A Day in the Life of a Psychiatrist

Dr. Joseph Sadek


I wake up, turn my coffee machine on and open the house door to let my dog go out. In few seconds he is back in again. He goes and hides under the dining room table. I know exactly what is going on. My suspicions are true. He is terrified of my neighbor’s cat and I look outside and she is right outside the door. Now my scary, guard poodle dog is waiting for a treat. I leave the door open and he runs out again. I am getting ready to go to work.  


I am in the ECT (Electroconvulsive Therapy) room inside Nova Scotia Hospital. Today I will give ECT to 22 patients. ECT experience is wonderful. You see people getting better to a degree that changes the quality of their lives so much. People who were determined to end their own lives are happy and grateful to be alive. People who lost touch with others are back socializing and enjoying their families and friends. People who were hearing disturbing voices are no longer hearing them. I meet the staff bringing patients and asking them how they are doing. I become thrilled how well they do after few treatments. ECT makes my day brighter and happier. It is a great start of the day.


I am inside the Mayflower unit. My psychiatry resident, medical student and nurse meet me at the interview room. We take the charts and discuss how my patients did the previous day and then start meeting them one by one. I take the opportunity to quiz my learners and make sure they grasp the knowledge and the skills in each patient encounter.


I have a family meeting. The family is worried about their loved one. He is a young man who is refusing to take medication, attending to voices telling him he is God. He has been so agitated and restless. He hasn’t slept for six days. His father is worried about his Cocaine use and his mother is concerned that he hit his sister. We reviewed together the progression of these symptoms, his level of function before he was ill, their expectations and our plan on how we can help. The patient joined the meeting and said he is not moving to Ontario as he originally said. He continued to say that he does need medications except for marijuana. He asked if we can give him marijuana in the hospital. The nurse explained to him that street drug use is against our treatment plan. The social worker asked him about his living arrangement and he said he plans to live in a shelter. We explained to him that we can help him find a better place to live. The meeting took an hour and a half.

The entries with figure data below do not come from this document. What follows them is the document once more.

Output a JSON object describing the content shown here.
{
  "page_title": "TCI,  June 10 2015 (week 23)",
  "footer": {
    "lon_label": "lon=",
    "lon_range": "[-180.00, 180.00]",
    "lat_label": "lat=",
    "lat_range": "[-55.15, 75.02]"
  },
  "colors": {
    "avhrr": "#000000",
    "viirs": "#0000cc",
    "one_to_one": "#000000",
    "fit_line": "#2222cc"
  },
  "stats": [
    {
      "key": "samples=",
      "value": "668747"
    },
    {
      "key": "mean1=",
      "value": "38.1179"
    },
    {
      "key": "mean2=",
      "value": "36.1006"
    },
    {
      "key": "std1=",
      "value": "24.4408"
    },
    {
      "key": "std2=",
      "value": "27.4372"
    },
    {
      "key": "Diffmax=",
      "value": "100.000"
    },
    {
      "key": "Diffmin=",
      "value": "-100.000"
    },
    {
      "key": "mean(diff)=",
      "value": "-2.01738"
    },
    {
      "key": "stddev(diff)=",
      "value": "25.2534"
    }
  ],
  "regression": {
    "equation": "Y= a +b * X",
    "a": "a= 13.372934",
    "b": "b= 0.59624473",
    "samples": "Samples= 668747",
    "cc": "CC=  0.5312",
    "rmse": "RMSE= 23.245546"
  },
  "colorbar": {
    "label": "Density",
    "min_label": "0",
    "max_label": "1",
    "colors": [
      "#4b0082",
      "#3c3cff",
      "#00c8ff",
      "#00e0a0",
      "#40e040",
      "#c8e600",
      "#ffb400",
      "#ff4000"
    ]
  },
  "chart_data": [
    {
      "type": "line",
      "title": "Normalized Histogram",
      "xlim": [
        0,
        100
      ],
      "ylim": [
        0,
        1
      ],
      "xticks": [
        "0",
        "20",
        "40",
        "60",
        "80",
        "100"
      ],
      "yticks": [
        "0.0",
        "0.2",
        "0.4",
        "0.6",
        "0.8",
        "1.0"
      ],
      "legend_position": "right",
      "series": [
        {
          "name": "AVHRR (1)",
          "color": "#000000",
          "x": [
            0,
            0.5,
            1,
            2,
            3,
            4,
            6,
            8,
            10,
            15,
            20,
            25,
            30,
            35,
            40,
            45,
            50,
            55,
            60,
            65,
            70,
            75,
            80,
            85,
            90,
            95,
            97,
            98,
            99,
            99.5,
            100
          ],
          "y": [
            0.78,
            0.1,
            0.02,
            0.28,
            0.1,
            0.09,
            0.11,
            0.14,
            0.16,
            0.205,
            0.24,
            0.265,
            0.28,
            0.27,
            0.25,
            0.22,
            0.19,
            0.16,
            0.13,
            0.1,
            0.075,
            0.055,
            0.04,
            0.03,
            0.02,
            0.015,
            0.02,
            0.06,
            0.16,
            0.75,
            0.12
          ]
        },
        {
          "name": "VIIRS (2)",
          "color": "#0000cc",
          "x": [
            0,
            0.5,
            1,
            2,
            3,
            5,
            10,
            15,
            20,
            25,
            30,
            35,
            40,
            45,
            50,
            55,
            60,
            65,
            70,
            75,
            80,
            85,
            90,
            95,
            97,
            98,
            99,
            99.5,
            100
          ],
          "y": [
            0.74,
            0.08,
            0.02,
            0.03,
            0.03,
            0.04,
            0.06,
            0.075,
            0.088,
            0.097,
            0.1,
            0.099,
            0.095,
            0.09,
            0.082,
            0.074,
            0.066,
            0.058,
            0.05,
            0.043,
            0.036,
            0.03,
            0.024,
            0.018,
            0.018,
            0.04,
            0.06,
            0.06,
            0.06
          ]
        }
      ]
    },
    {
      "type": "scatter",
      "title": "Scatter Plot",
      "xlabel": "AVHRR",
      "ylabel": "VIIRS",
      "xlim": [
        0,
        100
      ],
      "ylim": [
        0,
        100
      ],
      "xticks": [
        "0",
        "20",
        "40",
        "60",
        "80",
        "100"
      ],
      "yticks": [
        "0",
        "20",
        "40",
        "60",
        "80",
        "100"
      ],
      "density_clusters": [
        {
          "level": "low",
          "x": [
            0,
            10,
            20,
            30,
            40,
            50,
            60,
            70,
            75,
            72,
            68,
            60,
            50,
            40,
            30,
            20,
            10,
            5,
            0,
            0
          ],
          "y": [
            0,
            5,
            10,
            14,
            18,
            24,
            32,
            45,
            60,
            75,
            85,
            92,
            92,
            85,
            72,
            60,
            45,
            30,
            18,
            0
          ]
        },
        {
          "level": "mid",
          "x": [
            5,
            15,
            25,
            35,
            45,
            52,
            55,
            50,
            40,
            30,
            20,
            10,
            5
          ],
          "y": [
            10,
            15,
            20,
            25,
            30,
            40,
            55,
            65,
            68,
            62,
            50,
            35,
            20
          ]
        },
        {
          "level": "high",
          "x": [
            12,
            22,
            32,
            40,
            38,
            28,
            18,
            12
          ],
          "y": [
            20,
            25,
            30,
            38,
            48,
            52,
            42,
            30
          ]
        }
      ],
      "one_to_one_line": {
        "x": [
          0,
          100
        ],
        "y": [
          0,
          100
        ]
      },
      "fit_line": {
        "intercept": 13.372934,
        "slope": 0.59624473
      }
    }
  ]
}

I received a call from a senior resident asking if we can do a review session on Thursday evening from 6 to 9 pm in preparation for the final examination in psychiatry. I agreed.


I had a meeting with a patient to discuss the final arrangements prior to discharge. The patient was very happy to be going home. She agreed to take her medications after discharge. She also agreed to see her outpatient psychiatrist and go to the support group at the outpatient clinic. She said when she was out on a pass, she dropped by her work and people told her that she looked really well. She was very happy to tell us that. I gave her a website mentalhealth.com to learn more about her Bipolar illness. I talked to her about signs of relapse.


I am driving to the Dean’s office to attend the curriculum committee meeting that ends at 6:30. This is a regular meeting to discuss the issues related to undergraduate medical education curriculum. The discussion is important. They served Sandwiches and Salad. The Cesar salad was great.


I am driving my daughter to soccer. I was late at my meeting and she was really upset. She arrived late to her game but she played the full period.


I review the case that will be given to the Med II students next week. I email the case author asking for changes.


I am so tired and ready to go to bed. As soon my head touches my pillow I am in deep sleep. This has been truly the typical day for me.